A study released by SKA scientists in 2020 showed that a constellation of 6,400 satellites using frequencies between 10.7 gigahertz and 12.7GHz—the frequencies Starlink is licensed to use—would reduce that instrument’s sensitivity in a neighbouring frequency band allocated to radio astronomy by 70%. By the time the number of satellites reached 100,000, that band would be unusable. That would make some distinctive signals the array will look for impossible to spot. The scientists want to get the satellites’ beams directed away from their antennae.
Radio astronomers have to worry about the satellites all day and all night. Their optical peers focus their concerns on the twilight, or rather the twilights: night-sky professionals recognise a civil twilight, a darker nautical twilight, and a more velvet still astronomical twilight. At these times satellites remain illuminated by a sun which, from the observatory’s point of view, is already well below the horizon. The higher the satellite, the longer it remains illuminated, which makes OneWeb and the Chinese plans, both of which use orbits above 1,000km, more worrying than Starlink (see chart 2).
Dr Hainaut reckons that the VLT could lose about 2% of its overall data to satellite streaks during the evening and morning: galling, but not incapacitating. But a revolutionary instrument elsewhere in the Andes will fare considerably worse. America’s Vera C. Rubin Observatory is designed not just to survey the whole of the sky in more detail than ever before, but to do so on a weekly basis, thereby capturing telltale changes and one-off events. Looking at lots of sky with a sensitive eye maximises the problems posed by satellites. “All of the features that make Rubin Observatory amazing for discovering unknown things are the exact same features that make it highly vulnerable to lots of bright satellite constellations,” says Meredith Rawls, an astronomer at the University of Washington who works at the observatory.
Dr Hainaut reckons up to half of the Rubin Observatory’s images at twilight and dawn could feature streaks. Software should be able to remove them without losing more than 30% of the data, and possibly as little as 10%. But the streaks themselves are not the only problem. The chips in the camera’s light sensitive focal array—the largest in the world—can get overloaded if too much light hits them, creating electronic overtones and echoes that spoil the whole frame, not just the bit with the streak in it. For a programme devoted to looking for brief glimpses of rare events, that is a serious problem.
Dialogues between astronomers and SpaceX engineers have mitigated the worst of the problems by tweaking the satellites’ design. In operation each of the Starlinks looks like a cross between a windsurfer and a junk. They consist of a three-metre-long rectangular board, known as the bus, on the bottom side of which are the antennae used to pick up and transmit signals, and a nine-metre rectangular solar panel that stands above the bus like a sail.
Words like silent raindrops
The reason the first Starlinks looked so bright was that when deployed from their Falcon 9 at an altitude of about 300km—they climb to their final orbits under their own steam—their solar panels spread out horizontally, thus maximising the reflecting surface as seen from Earth.

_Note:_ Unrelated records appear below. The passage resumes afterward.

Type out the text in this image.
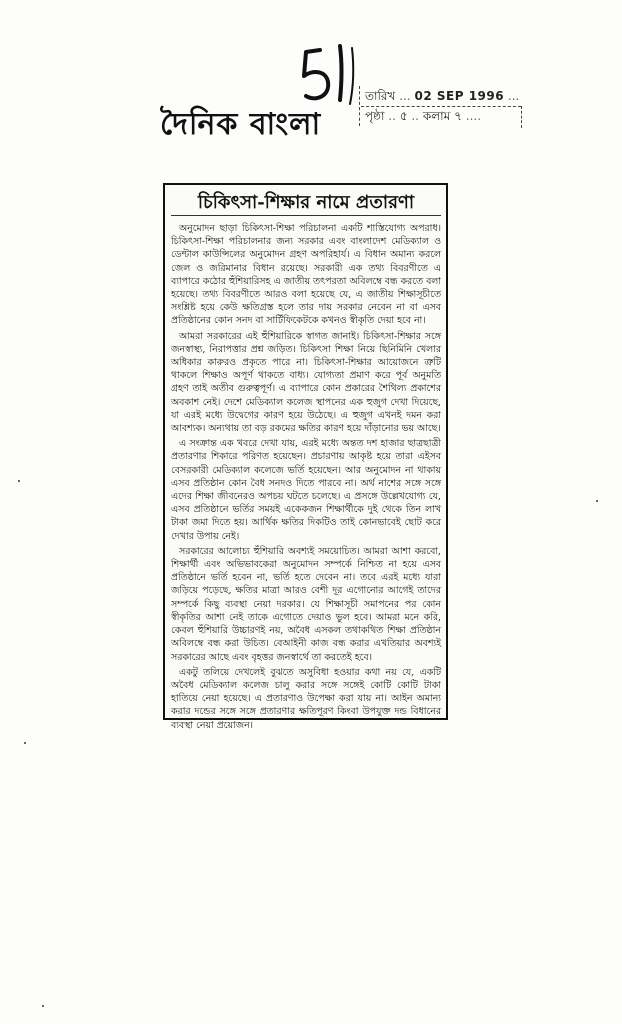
দৈনিক বাংলা
তারিখ ... 02 SEP 1996 ...
পৃষ্ঠা .. ৫ .. কলাম ৭ ....
চিকিৎসা-শিক্ষার নামে প্রতারণা

অনুমোদন ছাড়া চিকিৎসা-শিক্ষা পরিচালনা একটি শাস্তিযোগ্য অপরাধ। চিকিৎসা-শিক্ষা পরিচালনার জন্য সরকার এবং বাংলাদেশ মেডিক্যাল ও ডেন্টাল কাউন্সিলের অনুমোদন গ্রহণ অপরিহার্য। এ বিধান অমান্য করলে জেল ও জরিমানার বিধান রয়েছে। সরকারী এক তথ্য বিবরণীতে এ ব্যাপারে কঠোর হুঁশিয়ারিসহ এ জাতীয় তৎপরতা অবিলম্বে বন্ধ করতে বলা হয়েছে। তথ্য বিবরণীতে আরও বলা হয়েছে যে, এ জাতীয় শিক্ষাসূচীতে সংশ্লিষ্ট হয়ে কেউ ক্ষতিগ্রস্ত হলে তার দায় সরকার নেবেন না বা এসব প্রতিষ্ঠানের কোন সনদ বা সার্টিফিকেটকে কখনও স্বীকৃতি দেয়া হবে না।

আমরা সরকারের এই হুঁশিয়ারিকে স্বাগত জানাই। চিকিৎসা-শিক্ষার সঙ্গে জনস্বাস্থ্য, নিরাপত্তার প্রশ্ন জড়িত। চিকিৎসা শিক্ষা নিয়ে ছিনিমিনি খেলার অধিকার কারুরও প্রকৃতে পারে না। চিকিৎসা-শিক্ষার আয়োজনে ত্রুটি থাকলে শিক্ষাও অপূর্ণ থাকতে বাধ্য। যোগ্যতা প্রমাণ করে পূর্ব অনুমতি গ্রহণ তাই অতীব গুরুত্বপূর্ণ। এ ব্যাপারে কোন প্রকারের শৈথিল্য প্রকাশের অবকাশ নেই। দেশে মেডিক্যাল কলেজ স্থাপনের এক হুজুগ দেখা দিয়েছে, যা এরই মধ্যে উদ্বেগের কারণ হয়ে উঠেছে। এ হুজুগ এখনই দমন করা আবশ্যক। অন্যথায় তা বড় রকমের ক্ষতির কারণ হয়ে দাঁড়ানোর ভয় আছে।

এ সংক্রান্ত এক খবরে দেখা যায়, এরই মধ্যে অন্তত দশ হাজার ছাত্রছাত্রী প্রতারণার শিকারে পরিণত হয়েছেন। প্রচারণায় আকৃষ্ট হয়ে তারা এইসব বেসরকারী মেডিক্যাল কলেজে ভর্তি হয়েছেন। আর অনুমোদন না থাকায় এসব প্রতিষ্ঠান কোন বৈধ সনদও দিতে পারবে না। অর্থ নাশের সঙ্গে সঙ্গে এদের শিক্ষা জীবনেরও অপচয় ঘটতে চলেছে। এ প্রসঙ্গে উল্লেখযোগ্য যে, এসব প্রতিষ্ঠানে ভর্তির সময়ই একেকজন শিক্ষার্থীকে দুই থেকে তিন লাখ টাকা জমা দিতে হয়। আর্থিক ক্ষতির দিকটিও তাই কোনভাবেই ছোট করে দেখার উপায় নেই।

সরকারের আলোচ্য হুঁশিয়ারি অবশ্যই সময়োচিত। আমরা আশা করবো, শিক্ষার্থী এবং অভিভাবকেরা অনুমোদন সম্পর্কে নিশ্চিত না হয়ে এসব প্রতিষ্ঠানে ভর্তি হবেন না, ভর্তি হতে দেবেন না। তবে এরই মধ্যে যারা জড়িয়ে পড়েছে, ক্ষতির মাত্রা আরও বেশী দূর এগোনোর আগেই তাদের সম্পর্কে কিছু ব্যবস্থা নেয়া দরকার। যে শিক্ষাসূচী সমাপনের পর কোন স্বীকৃতির আশা নেই তাকে এগোতে দেয়াও ভুল হবে। আমরা মনে করি, কেবল হুঁশিয়ারি উচ্চারণই নয়, অবৈধ এসকল তথাকথিত শিক্ষা প্রতিষ্ঠান অবিলম্বে বন্ধ করা উচিত। বেআইনী কাজ বন্ধ করার এখতিয়ার অবশ্যই সরকারের আছে এবং বৃহত্তর জনস্বার্থে তা করতেই হবে।

একটু তলিয়ে দেখলেই বুঝতে অসুবিধা হওয়ার কথা নয় যে, একটি অবৈধ মেডিক্যাল কলেজ চালু করার সঙ্গে সঙ্গেই কোটি কোটি টাকা হাতিয়ে নেয়া হয়েছে। এ প্রতারণাও উপেক্ষা করা যায় না। আইন অমান্য করার দন্ডের সঙ্গে সঙ্গে প্রতারণার ক্ষতিপূরণ কিংবা উপযুক্ত দন্ড বিধানের ব্যবস্থা নেয়া প্রয়োজন।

Now the satellites keep their solar panels out of sight as much as they can. To minimise reflections from the bottom of the bus once the satellites are in their final orbit SpaceX engineers came up with the idea of a visor mounted to one side that casts a shadow over most of the Earth-facing side. This makes them considerably less visible.
Dr McDowell welcomes these workarounds, but notes that they are not perfect, and that other operators may not be as amenable. The possibility of bright satellites in truly sky-spoiling numbers persists, he says, “even if none of the currently proposed constellations are going to do it. We have to plan for it and we have to regulate against it.”

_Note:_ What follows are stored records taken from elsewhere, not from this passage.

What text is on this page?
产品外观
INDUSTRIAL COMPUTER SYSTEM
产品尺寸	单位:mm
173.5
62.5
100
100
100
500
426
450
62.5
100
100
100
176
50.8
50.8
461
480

Regulation, though, will take time. The IAU plans to make recommendations—possibly stipulating that the brightness of space objects in future should be dimmer than magnitude 7 (ie, invisible to the naked eye)—to the UN’s Committee on Peaceful Uses of Outer Space. That body may, one day, turn the package into a recommendation for a vote to better protect astronomy at the UN’s General Assembly. Such a vote might then lead to a new protocol under the Outer Space Treaty. But even if that all happens, it will not do so any time soon—not least because other issues raised by the mega constellations, such as risks from debris, will doubtless seem more pressing.

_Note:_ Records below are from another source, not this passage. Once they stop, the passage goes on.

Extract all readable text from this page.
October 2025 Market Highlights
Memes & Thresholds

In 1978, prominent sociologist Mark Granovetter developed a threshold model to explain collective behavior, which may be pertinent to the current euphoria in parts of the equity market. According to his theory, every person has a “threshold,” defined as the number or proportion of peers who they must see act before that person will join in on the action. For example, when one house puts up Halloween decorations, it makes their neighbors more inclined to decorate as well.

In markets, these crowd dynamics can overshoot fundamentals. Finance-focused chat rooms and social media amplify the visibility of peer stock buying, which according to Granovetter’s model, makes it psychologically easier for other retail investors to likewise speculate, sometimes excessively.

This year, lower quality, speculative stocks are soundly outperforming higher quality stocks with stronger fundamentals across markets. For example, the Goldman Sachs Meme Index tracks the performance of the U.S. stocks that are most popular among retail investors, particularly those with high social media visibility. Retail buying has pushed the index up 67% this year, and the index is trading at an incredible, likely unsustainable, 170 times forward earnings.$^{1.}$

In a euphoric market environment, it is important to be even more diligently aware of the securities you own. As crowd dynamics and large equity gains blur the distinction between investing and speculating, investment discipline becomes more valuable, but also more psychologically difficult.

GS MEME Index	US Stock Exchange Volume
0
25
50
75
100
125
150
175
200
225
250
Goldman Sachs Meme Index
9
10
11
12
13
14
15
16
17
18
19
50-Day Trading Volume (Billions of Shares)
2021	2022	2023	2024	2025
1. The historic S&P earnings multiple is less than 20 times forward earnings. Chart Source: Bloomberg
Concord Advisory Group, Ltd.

For professional astronomers an alternative solution to the problem might be to get over it not metaphorically, but physically: make ever more of their observations from space. This is not a perfect defence. If the telescope is in a low-ish orbit itself, satellites can still get in the way. A team led by Mark McCaughrean of the European Space Agency has found that in the 2010s the number of 11-minute exposures on the Hubble Space Telescope’s widest-field camera scarred by a satellite streak was 3.6%. In the first half of 2021 it was 6.6%. “It's gone up 80% in the space of a year,” says Dr McCaughrean. “And that's just at the beginning.” And because the Hubble is closer to the satellites in question, the streaks are out of focus; some show up as bands of light which fill up half the image.
Higher orbits are available. The James Webb Space Telescope (JWST), due to launch next month, will sit 1.5m kilometres from Earth free of all such concerns. Radio astronomers have long fantasised about setting up shop on the far side of the Moon, the only place in the solar system which none of Earth’s radio chatter can reach. But these are terrifically pricey projects. The JWST cost around $10bn—putting it in the same ball park as the entire Starlink constellation.
The same factors which allow commercial operators to launch many more and cheaper satellites could in time help science, too. But astronomy tends to depend on one-off flagship missions that simply do not respond to the same economies of scale. Changing its culture, and the expectations of its professional practitioners, would be a hard task.
And no satellite can replace the delight of star-gazing from your own back garden, or a local hilltop, with just a telescope or a pair of binoculars and the whole universe to look at. The intrusion of space-age infrastructure will not worry all such observers all the time—to see a satellite can be a thrilling thing. But the more routine the sight gets, the less likely it will be to elicit a frisson of the technological sublime. Eventually, it will become just another of the mundane ways in which the world obscures its wonder. ■